Platelet Preservation With a Glycoprotein IIb/IIIa Inhibitor in a Porcine Cardiopulmonary Bypass Model

Background: We tested whether administration of FK633, a short-acting glycoprotein IIb/IIIa inhibitor, before median sternotomy and cardiopulmonary bypass was able to interrupt the platelet activation loop and thereby preserve platelet number and function.

Methods: This study investigated 16 pigs that underwent median sternotomy and 120 minutes of normothermic cardiopulmonary bypass (100 mL/kg) adding pericardial blood to the perfusate. FK633 was administered with heparin to one group (group F, n = 8), whereas only heparin was administered to the control group (group C, n = 8). Blood samples were obtained at several times, and complete blood count, platelet aggregation to adenosine diphosphate, thrombin-antithrombin complex, and bradykinin were evaluated. P-selectin expression and fibrinogen binding on platelet surfaces were measured by flow cytometry. Template bleeding times were measured before and after cardiopulmonary bypass. Chest tube drainage and hematocrit were determined at 2 and 6 hours after cardiopulmonary bypass.
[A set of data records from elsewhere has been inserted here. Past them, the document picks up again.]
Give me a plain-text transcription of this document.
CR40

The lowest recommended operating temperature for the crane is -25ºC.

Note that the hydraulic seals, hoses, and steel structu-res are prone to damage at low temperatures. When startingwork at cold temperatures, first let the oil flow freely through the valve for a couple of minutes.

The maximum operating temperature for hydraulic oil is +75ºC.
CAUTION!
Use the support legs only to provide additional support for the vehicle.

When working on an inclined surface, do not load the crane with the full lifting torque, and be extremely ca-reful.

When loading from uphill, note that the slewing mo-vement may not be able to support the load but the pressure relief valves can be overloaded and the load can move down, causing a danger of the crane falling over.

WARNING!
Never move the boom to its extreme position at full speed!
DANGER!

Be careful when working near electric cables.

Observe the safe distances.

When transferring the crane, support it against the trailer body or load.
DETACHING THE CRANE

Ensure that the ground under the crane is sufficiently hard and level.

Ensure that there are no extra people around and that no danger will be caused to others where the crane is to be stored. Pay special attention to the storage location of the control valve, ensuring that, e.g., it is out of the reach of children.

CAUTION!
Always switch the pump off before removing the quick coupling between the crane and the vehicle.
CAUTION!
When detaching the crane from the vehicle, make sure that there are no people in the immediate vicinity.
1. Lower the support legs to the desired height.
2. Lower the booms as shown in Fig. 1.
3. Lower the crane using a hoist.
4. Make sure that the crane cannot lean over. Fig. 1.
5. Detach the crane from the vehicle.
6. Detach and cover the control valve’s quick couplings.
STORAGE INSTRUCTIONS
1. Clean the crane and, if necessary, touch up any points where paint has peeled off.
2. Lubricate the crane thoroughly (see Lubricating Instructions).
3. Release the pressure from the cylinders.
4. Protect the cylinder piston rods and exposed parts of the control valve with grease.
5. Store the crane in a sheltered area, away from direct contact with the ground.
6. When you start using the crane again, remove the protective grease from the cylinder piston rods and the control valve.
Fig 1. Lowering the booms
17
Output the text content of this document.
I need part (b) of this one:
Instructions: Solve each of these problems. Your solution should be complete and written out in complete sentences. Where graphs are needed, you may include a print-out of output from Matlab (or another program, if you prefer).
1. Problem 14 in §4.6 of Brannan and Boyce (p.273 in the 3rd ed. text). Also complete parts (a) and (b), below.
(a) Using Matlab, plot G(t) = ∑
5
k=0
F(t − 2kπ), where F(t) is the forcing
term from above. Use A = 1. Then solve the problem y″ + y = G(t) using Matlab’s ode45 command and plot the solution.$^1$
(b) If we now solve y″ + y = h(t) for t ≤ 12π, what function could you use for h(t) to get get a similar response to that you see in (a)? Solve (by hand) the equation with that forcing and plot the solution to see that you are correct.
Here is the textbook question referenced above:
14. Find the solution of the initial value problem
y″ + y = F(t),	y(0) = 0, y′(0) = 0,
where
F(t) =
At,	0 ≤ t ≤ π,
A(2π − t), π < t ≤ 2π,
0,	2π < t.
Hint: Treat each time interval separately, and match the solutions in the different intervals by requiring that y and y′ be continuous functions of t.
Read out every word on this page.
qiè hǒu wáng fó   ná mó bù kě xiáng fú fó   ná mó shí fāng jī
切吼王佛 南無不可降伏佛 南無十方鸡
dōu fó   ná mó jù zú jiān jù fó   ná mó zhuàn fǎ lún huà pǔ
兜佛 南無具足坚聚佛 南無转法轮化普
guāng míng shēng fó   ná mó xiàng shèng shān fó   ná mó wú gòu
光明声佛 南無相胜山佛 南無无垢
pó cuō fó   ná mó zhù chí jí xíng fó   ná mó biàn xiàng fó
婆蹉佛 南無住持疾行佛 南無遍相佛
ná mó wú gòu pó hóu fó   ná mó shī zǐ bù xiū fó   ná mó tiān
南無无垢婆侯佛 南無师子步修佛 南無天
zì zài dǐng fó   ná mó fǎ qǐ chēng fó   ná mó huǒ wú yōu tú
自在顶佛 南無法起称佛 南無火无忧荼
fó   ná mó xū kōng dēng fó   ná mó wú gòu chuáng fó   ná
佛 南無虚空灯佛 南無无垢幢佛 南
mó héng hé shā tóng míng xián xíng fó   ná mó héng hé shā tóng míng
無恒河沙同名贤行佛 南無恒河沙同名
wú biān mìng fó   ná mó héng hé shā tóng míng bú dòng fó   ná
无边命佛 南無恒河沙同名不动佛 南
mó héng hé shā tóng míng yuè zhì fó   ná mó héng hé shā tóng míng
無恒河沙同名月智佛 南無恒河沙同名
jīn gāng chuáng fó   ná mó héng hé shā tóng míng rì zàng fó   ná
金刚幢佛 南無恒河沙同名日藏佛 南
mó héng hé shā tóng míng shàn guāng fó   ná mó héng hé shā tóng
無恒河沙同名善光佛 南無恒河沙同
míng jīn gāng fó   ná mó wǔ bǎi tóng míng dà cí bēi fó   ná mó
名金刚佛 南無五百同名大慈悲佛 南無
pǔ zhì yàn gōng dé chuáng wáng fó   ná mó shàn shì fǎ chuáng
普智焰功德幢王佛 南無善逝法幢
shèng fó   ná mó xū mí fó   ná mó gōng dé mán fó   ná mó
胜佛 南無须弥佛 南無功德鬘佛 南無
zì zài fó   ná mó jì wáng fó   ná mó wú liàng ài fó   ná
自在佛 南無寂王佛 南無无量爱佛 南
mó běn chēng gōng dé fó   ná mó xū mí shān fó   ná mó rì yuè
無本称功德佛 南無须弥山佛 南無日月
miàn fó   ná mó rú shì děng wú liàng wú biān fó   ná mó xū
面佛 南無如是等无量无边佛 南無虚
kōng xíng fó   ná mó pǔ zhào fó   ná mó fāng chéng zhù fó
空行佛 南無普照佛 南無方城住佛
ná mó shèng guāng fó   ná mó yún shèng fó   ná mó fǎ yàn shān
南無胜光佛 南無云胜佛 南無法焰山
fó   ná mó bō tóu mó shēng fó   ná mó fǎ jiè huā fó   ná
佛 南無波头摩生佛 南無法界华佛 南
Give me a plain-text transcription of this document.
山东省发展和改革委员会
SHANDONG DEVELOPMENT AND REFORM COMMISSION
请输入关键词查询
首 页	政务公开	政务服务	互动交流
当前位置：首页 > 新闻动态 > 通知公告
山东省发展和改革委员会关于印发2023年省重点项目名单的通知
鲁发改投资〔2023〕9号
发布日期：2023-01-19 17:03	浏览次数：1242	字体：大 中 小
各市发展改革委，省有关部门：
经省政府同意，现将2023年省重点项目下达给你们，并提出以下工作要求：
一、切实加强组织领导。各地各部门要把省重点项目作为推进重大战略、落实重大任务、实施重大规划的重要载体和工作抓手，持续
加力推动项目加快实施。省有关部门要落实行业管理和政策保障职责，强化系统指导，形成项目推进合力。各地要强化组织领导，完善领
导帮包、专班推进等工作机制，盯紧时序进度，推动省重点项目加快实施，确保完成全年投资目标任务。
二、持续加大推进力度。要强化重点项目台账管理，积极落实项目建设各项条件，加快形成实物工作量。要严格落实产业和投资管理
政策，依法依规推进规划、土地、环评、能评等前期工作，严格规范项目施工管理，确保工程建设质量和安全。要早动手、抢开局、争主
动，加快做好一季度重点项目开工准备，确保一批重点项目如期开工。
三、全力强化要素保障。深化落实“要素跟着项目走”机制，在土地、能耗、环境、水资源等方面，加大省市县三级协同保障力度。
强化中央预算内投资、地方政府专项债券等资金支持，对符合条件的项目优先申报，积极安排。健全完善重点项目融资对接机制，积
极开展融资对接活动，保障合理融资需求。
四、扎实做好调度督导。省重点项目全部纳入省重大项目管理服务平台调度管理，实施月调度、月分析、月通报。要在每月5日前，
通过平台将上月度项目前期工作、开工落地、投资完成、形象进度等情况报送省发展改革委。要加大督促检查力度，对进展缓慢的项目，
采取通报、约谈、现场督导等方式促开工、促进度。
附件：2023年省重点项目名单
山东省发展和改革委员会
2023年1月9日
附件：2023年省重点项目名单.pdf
Results: In group F, platelet counts were preserved from 90 minutes of cardiopulmonary bypass. Platelet aggregation was inhibited at the beginning of cardiopulmonary bypass and showed no change at wound closure, and bleeding times were shortened at 2 hours after cardiopulmonary bypass. There were significant reductions in hematocrit of drainage. Flow cytometry showed no changes in P-selectin expression and fibrinogen binding in group F, whereas P-selectin expression and fibrinogen binding were elevated in group C.

Conclusions: Platelet inhibition with FK633 before invasive surgical procedure preserved platelet counts during and after cardiopulmonary bypass, and produced normal or near-normal bleeding times in the immediate postoperative period.